The focus on the citizens of the vertical and unstoppable locker rooms seems strange in the light of history.
The teams have steadily flourished despite – often because of – some questionable characters.
The Dallas Cowboys won three Super Bowls in four years in the mid-eighties. Only after the group of players was a delicate mixture of ego, rivalry, dependence and scandal.
The Patriots, who have won three of the last five wins, have almost adopted the policy of recruiting players rejected by other teams for off-road problems.
Could there be another reason for such a focus on character?
NFL players recently found themselves on the brink of the ongoing cultural war in the United States, when President Trump and some of the league owners opposed their right to protest discrimination during the anthem national.
In 2011, once again, players were collectively opposed to their employers, stranded in training facilities and banned from communicating with their coaches for weeks because of a wage dispute that escalated into industrial action.
Watson says that the Combine itself promotes a similar mentality of "us and them" – "this is certainly not a rivalry, you share tips, you give yourself information about the type of interviews that you could have "- among the recruits.
Could these questions be a hidden test of how new recruits respond to authority, confrontation and conflict? Will they follow the line or take a knee?
Not for Watson. He thinks that the interview is a legitimate way to predict how a player will fit into a tricky locker room ecosystem and will withstand the rigors of the league.
"The superstars of some teams may be strong personality types, character types, ambitious types with which to work," he says.
"Maybe you have an offensive line group of older people, older guys with families, and do the teams want to see if you can join this group or if you're a sbady boy who likes go out and party.
"They must know what they are getting.
"A coach can not give you an opportunity because of your appearance and your game, but do not test yourself mentally.

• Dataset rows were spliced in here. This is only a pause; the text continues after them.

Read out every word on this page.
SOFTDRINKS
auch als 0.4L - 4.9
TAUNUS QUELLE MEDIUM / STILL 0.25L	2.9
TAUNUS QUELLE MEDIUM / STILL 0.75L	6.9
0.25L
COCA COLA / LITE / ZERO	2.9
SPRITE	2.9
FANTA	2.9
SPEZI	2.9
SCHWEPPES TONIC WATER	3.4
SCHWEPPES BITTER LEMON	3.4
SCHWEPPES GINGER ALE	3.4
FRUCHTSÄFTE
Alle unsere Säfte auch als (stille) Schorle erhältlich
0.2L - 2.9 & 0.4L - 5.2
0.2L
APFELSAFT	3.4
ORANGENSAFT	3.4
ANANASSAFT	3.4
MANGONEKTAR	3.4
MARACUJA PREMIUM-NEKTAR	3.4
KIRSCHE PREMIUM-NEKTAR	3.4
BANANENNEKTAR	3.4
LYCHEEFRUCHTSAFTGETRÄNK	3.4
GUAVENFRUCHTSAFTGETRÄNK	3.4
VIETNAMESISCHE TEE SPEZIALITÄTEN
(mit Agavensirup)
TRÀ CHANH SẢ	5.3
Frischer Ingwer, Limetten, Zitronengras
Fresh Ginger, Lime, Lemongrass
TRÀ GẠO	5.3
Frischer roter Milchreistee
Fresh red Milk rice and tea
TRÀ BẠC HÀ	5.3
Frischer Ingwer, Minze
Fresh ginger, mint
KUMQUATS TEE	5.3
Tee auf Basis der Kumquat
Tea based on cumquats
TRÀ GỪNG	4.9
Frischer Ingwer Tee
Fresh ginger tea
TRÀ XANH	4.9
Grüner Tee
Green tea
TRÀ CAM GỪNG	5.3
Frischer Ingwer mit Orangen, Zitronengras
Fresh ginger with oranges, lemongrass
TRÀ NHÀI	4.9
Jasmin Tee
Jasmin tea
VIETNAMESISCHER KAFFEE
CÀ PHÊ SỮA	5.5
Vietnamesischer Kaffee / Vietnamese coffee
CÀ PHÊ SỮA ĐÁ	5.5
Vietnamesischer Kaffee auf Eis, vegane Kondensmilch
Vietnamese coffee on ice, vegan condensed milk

"You will be hurt, you will be tired, it will be the seventh week, the ninth week, the twelfth week and you are absolutely shot.
"You broke two, three fingers, your knee hurts, your ankle, your shoulder and mentally, you do not know if you can go out and participate in competitions.
"But you do not have a choice, you have to mentally convince yourself that you're ready to go, that's part of it.
"I do not know how I would have answered a question like the one Dez Bryant had and I do not know how it relates to football, but there are really a lot of things that translate."